Wednesday, June 5, 2019

quantifying risk

Use of probabilties p and surprisals k ln[1/p] in communicating and monitoring risks to medical patients could make patient decisions about actions with a small chance of dire outcomes as informed as possible. This could reduce the costs of medical malpractice in the long run by empowering patients with tools to make informed and responsible choices, making the need for legal redress less frequent. Thus the media could play a key role in reducing the costs of defensive medicine.
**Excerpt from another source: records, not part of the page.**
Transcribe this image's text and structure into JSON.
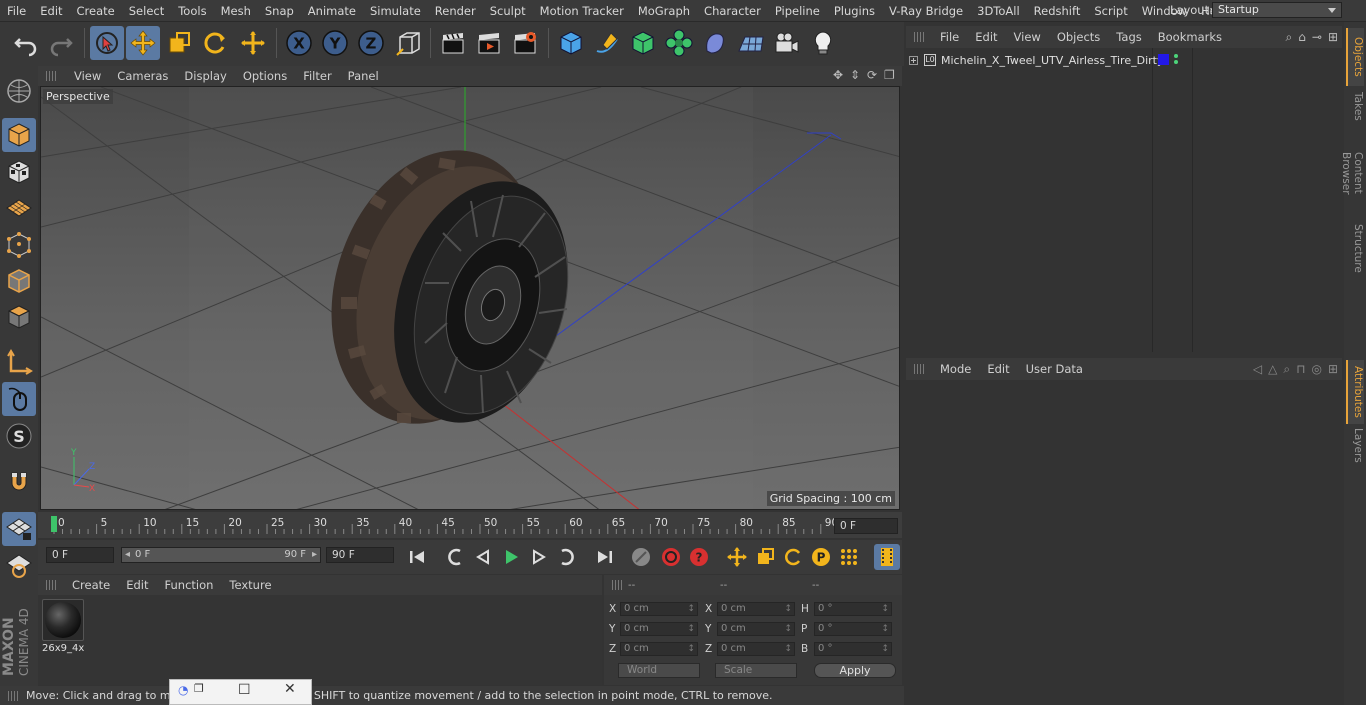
{
  "menu": [
    "File",
    "Edit",
    "Create",
    "Select",
    "Tools",
    "Mesh",
    "Snap",
    "Animate",
    "Simulate",
    "Render",
    "Sculpt",
    "Motion Tracker",
    "MoGraph",
    "Character",
    "Pipeline",
    "Plugins",
    "V-Ray Bridge",
    "3DToAll",
    "Redshift",
    "Script",
    "Window",
    "Help"
  ],
  "layout": {
    "label": "Layout:",
    "value": "Startup"
  },
  "viewport": {
    "menu": [
      "View",
      "Cameras",
      "Display",
      "Options",
      "Filter",
      "Panel"
    ],
    "label": "Perspective",
    "grid_spacing": "Grid Spacing : 100 cm"
  },
  "timeline": {
    "ticks": [
      "0",
      "5",
      "10",
      "15",
      "20",
      "25",
      "30",
      "35",
      "40",
      "45",
      "50",
      "55",
      "60",
      "65",
      "70",
      "75",
      "80",
      "85",
      "90"
    ],
    "current_frame": "0 F",
    "start_frame": "0 F",
    "range_start": "0 F",
    "range_end": "90 F",
    "end_frame": "90 F"
  },
  "material_manager": {
    "menu": [
      "Create",
      "Edit",
      "Function",
      "Texture"
    ],
    "material_name": "26x9_4x"
  },
  "coordinates": {
    "header": [
      "--",
      "--",
      "--"
    ],
    "rows": [
      {
        "a": "X",
        "v1": "0 cm",
        "b": "X",
        "v2": "0 cm",
        "c": "H",
        "v3": "0 °"
      },
      {
        "a": "Y",
        "v1": "0 cm",
        "b": "Y",
        "v2": "0 cm",
        "c": "P",
        "v3": "0 °"
      },
      {
        "a": "Z",
        "v1": "0 cm",
        "b": "Z",
        "v2": "0 cm",
        "c": "B",
        "v3": "0 °"
      }
    ],
    "space": "World",
    "mode": "Scale",
    "apply": "Apply"
  },
  "status": "Move: Click and drag to move elements. Hold down SHIFT to quantize movement / add to the selection in point mode, CTRL to remove.",
  "object_manager": {
    "menu": [
      "File",
      "Edit",
      "View",
      "Objects",
      "Tags",
      "Bookmarks"
    ],
    "object_name": "Michelin_X_Tweel_UTV_Airless_Tire_Dirty",
    "object_color": "#2218e8"
  },
  "attribute_manager": {
    "menu": [
      "Mode",
      "Edit",
      "User Data"
    ]
  },
  "side_tabs": [
    "Objects",
    "Takes",
    "Content Browser",
    "Structure",
    "Attributes",
    "Layers"
  ],
  "brand": {
    "maxon": "MAXON",
    "product": "CINEMA 4D"
  }
}
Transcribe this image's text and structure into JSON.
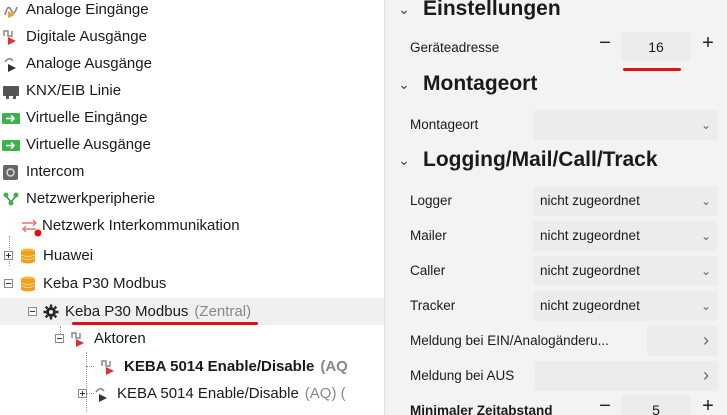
{
  "tree": {
    "items": [
      {
        "label": "Analoge Eingänge",
        "icon": "analog-input-icon"
      },
      {
        "label": "Digitale Ausgänge",
        "icon": "digital-output-icon"
      },
      {
        "label": "Analoge Ausgänge",
        "icon": "analog-output-icon"
      },
      {
        "label": "KNX/EIB Linie",
        "icon": "knx-line-icon"
      },
      {
        "label": "Virtuelle Eingänge",
        "icon": "virtual-input-icon"
      },
      {
        "label": "Virtuelle Ausgänge",
        "icon": "virtual-output-icon"
      },
      {
        "label": "Intercom",
        "icon": "intercom-icon"
      },
      {
        "label": "Netzwerkperipherie",
        "icon": "network-peripherals-icon"
      },
      {
        "label": "Netzwerk Interkommunikation",
        "icon": "network-intercom-icon"
      },
      {
        "label": "Huawei",
        "icon": "database-icon"
      },
      {
        "label": "Keba P30 Modbus",
        "icon": "database-icon"
      },
      {
        "label": "Keba P30 Modbus",
        "suffix": "(Zentral)",
        "icon": "gear-icon"
      },
      {
        "label": "Aktoren",
        "icon": "actuators-icon"
      },
      {
        "label": "KEBA 5014 Enable/Disable",
        "suffix": "(AQ",
        "icon": "actuator-output-icon"
      },
      {
        "label": "KEBA 5014 Enable/Disable",
        "suffix": "(AQ) (",
        "icon": "actuator-output-icon"
      }
    ]
  },
  "panel": {
    "sections": {
      "einstellungen": "Einstellungen",
      "montageort": "Montageort",
      "logging": "Logging/Mail/Call/Track"
    },
    "props": {
      "geraeteadresse_label": "Geräteadresse",
      "geraeteadresse_value": "16",
      "montageort_label": "Montageort",
      "montageort_value": "",
      "logger_label": "Logger",
      "logger_value": "nicht zugeordnet",
      "mailer_label": "Mailer",
      "mailer_value": "nicht zugeordnet",
      "caller_label": "Caller",
      "caller_value": "nicht zugeordnet",
      "tracker_label": "Tracker",
      "tracker_value": "nicht zugeordnet",
      "meldung_ein_label": "Meldung bei EIN/Analogänderu...",
      "meldung_aus_label": "Meldung bei AUS",
      "min_zeitabstand_label": "Minimaler Zeitabstand",
      "min_zeitabstand_value": "5"
    },
    "symbols": {
      "minus": "−",
      "plus": "+",
      "chevron_down": "⌄",
      "chevron_right": "›"
    }
  },
  "colors": {
    "annotation_red": "#d11111",
    "panel_bg": "#f3f3f3",
    "field_bg": "#ececec"
  }
}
The same may be true of defensive practices e.g. in food and chemical distribution. Instead of all bakery goods saying "manufactured in a facility that processes peanuts" so that folks with a peanut allergy (not to mention teachers wanting to bring a treat to class) are thrown under the bus, instead teach the population to quantify risk (using surprisals or probabilities) and then develop guidelines for putting the risk into context based on real data. In this way, folks who use a product take ownership of the risk that it confers at the outset, taking personal injury-suit lawyers out of the loop except to the extent that they can contest the data used to report the risk to begin with.

The bad news is that every thing you do brings with it a finite risk of almost any dire outcome. The good news is that this risk is likely to be much smaller than you might guess, from the non-quantitative hype that the media brings to every problem that it decides to fan flames on today.